Als problematisch wird die Ernennung von Monique Ouli Ndango in den Verfassungsrat gesehen. Die ehemalige Senatorin der Regierungspartei RDPC wurde am 8. April per Präsidialdekret zum Mitglied des Rats,der unter anderem die Ordnungsmäßigkeit der Präsidentschaftswahlen überwacht und die Ergebnisse verkündet. „Die Ernennung einer politisch den Machthabern nahestehenden Person für eine so wichtige Funktion wirft ernste Fragen über die Neutralität des Rates auf“, kritisiert der Menschenrechtsanwalt Agbor Balla. Angesichts der anstehenden Wahlen brauche es Institutionen, die frei von politischer Einflussnahme seien.
Biyas engmaschiges Unterstützersystem
Es ist ein Manöver, das bezeichnend für Biya ist. Der Präsident hat sich über die Jahrzehnte ein engmaschiges Unterstützersystem geschaffen und Schlüsselpositionen in Justiz, Wahlbehörden und Sicherheitsapparat systematisch mit loyalen Vertrauten besetzt. Vergangene Wahlen waren immer wieder von Vorwürfen der Wahlmanipulation überschattet. Zu den Oppositionskandidaten, die dennoch bereits Absichten erklärt haben, sich für die Wahl im Oktober aufstellen zu lassen, gehören unter anderem Maurice Kamto (MRC), Cabral Libii (PCRN), Akere Muna (Univers) und Joshua Osih (SDF). Doch müssen diese noch von der Wahlbehörde Elecam und dem Verfassungsrat validiert werden.
Für Kamto könnte die Kandidatur schwierig werden. Der Oppositionspolitiker hatte bei den letzten Präsidentschaftswahlen 2018 mit 14,2 Prozent den zweiten Platz belegt. Nach kamerunischem Wahlrecht darf eine Partei allerdings nur dann einen Präsidentschaftskandidaten aufstellen, wenn sie im Parlament oder in einem Gemeinderat vertreten ist. Die dafür entscheidenden Parlaments- und Kommunalwahlen, die eigentlich dieses Jahr hätten stattfinden sollen, wurden aber kurzfristig auf 2026 verschoben – der Kalender sei mit den Präsidentschaftswahlen bereits zu voll und mehrere Wahlen in einem Jahr seien zu teuer, lautete die Begründung.

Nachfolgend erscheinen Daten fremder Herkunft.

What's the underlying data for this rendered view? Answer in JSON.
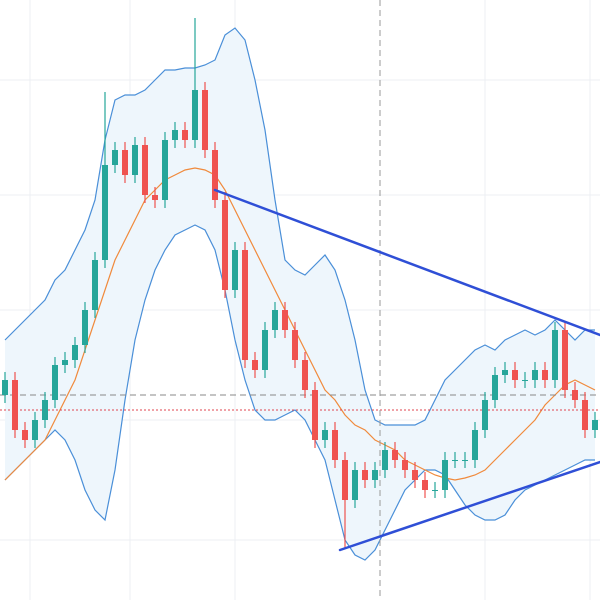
{
  "chart_data": {
    "type": "candlestick",
    "xlim": [
      -0.5,
      59.5
    ],
    "ylim": [
      0,
      600
    ],
    "up_color": "#26a69a",
    "down_color": "#ef5350",
    "grid": true,
    "gridlines_x": [
      2.5,
      12.5,
      23,
      48,
      58.5
    ],
    "gridlines_y": [
      520,
      405,
      290,
      180,
      60
    ],
    "open": [
      205,
      220,
      170,
      160,
      180,
      200,
      235,
      240,
      255,
      290,
      340,
      435,
      450,
      425,
      455,
      405,
      400,
      460,
      470,
      460,
      510,
      450,
      400,
      310,
      350,
      240,
      230,
      270,
      290,
      270,
      240,
      210,
      160,
      170,
      140,
      100,
      130,
      120,
      130,
      150,
      140,
      130,
      120,
      110,
      110,
      140,
      140,
      140,
      170,
      200,
      225,
      230,
      220,
      220,
      230,
      220,
      270,
      210,
      200,
      170
    ],
    "high": [
      228,
      228,
      178,
      188,
      208,
      243,
      248,
      263,
      298,
      348,
      508,
      458,
      458,
      463,
      463,
      413,
      468,
      478,
      478,
      582,
      518,
      458,
      408,
      358,
      358,
      248,
      278,
      298,
      298,
      278,
      248,
      218,
      178,
      178,
      148,
      138,
      138,
      138,
      158,
      158,
      148,
      138,
      128,
      118,
      148,
      148,
      148,
      178,
      208,
      233,
      238,
      238,
      228,
      238,
      238,
      278,
      278,
      218,
      208,
      188
    ],
    "low": [
      197,
      162,
      152,
      152,
      172,
      192,
      227,
      232,
      247,
      282,
      332,
      427,
      417,
      417,
      397,
      392,
      392,
      452,
      452,
      452,
      442,
      392,
      302,
      302,
      232,
      222,
      222,
      262,
      262,
      232,
      202,
      152,
      152,
      132,
      52,
      92,
      112,
      112,
      122,
      132,
      122,
      112,
      102,
      102,
      102,
      132,
      132,
      132,
      162,
      192,
      217,
      212,
      212,
      212,
      212,
      212,
      202,
      192,
      162,
      162
    ],
    "close": [
      220,
      170,
      160,
      180,
      200,
      235,
      240,
      255,
      290,
      340,
      435,
      450,
      425,
      455,
      405,
      400,
      460,
      470,
      460,
      510,
      450,
      400,
      310,
      350,
      240,
      230,
      270,
      290,
      270,
      240,
      210,
      160,
      170,
      140,
      100,
      130,
      120,
      130,
      150,
      140,
      130,
      120,
      110,
      110,
      140,
      140,
      140,
      170,
      200,
      225,
      230,
      220,
      220,
      230,
      220,
      270,
      210,
      200,
      170,
      180
    ],
    "bands": {
      "color": "#4a8fd8",
      "fill": "#eef6fc",
      "middle_color": "#f08a3c",
      "upper": [
        260,
        270,
        280,
        290,
        300,
        320,
        330,
        350,
        370,
        400,
        460,
        500,
        505,
        505,
        510,
        520,
        530,
        530,
        532,
        532,
        535,
        540,
        565,
        572,
        560,
        520,
        470,
        400,
        340,
        330,
        325,
        335,
        345,
        330,
        300,
        260,
        210,
        180,
        175,
        175,
        175,
        175,
        180,
        200,
        220,
        230,
        240,
        250,
        255,
        250,
        260,
        265,
        270,
        265,
        270,
        280,
        270,
        260,
        270,
        270
      ],
      "middle": [
        120,
        130,
        140,
        150,
        160,
        180,
        200,
        220,
        250,
        280,
        310,
        340,
        360,
        380,
        400,
        410,
        420,
        425,
        430,
        432,
        430,
        425,
        410,
        390,
        370,
        350,
        330,
        310,
        290,
        270,
        250,
        230,
        210,
        200,
        185,
        175,
        170,
        160,
        155,
        150,
        140,
        135,
        130,
        125,
        122,
        120,
        122,
        125,
        130,
        140,
        150,
        160,
        170,
        180,
        195,
        205,
        215,
        220,
        215,
        210
      ],
      "lower": [
        120,
        130,
        140,
        150,
        160,
        170,
        160,
        140,
        110,
        90,
        80,
        130,
        200,
        260,
        300,
        330,
        350,
        365,
        370,
        375,
        370,
        350,
        310,
        260,
        220,
        190,
        180,
        180,
        185,
        190,
        180,
        160,
        140,
        100,
        60,
        45,
        40,
        50,
        70,
        90,
        110,
        120,
        130,
        130,
        125,
        110,
        95,
        85,
        80,
        80,
        85,
        100,
        110,
        115,
        120,
        125,
        130,
        135,
        140,
        140
      ]
    },
    "trendlines": [
      {
        "color": "#2f4fd6",
        "x": [
          21,
          59.5
        ],
        "y": [
          410,
          265
        ]
      },
      {
        "color": "#2f4fd6",
        "x": [
          33.5,
          59.5
        ],
        "y": [
          50,
          138
        ]
      }
    ],
    "hlines": [
      {
        "value": 205,
        "color": "#888888",
        "style": "dashed"
      },
      {
        "value": 190,
        "color": "#e0454f",
        "style": "dotted"
      }
    ],
    "crosshair_x": 37.5
  }
}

Für Kamto hat das direkte Folgen: Er hatte mit seiner Partei die letzten Parlaments- und Kommunalwahlen 2020 boykottiert, so wie viele andere Oppositionsparteien auch. Die Parlamentswahlverschiebung könnte nun ihm und allen Kandidaten, deren Parteien die Wahlen 2020 boykottierten, zum Verhängnis werden. Ein Zufall, der Biyas Handschrift trägt.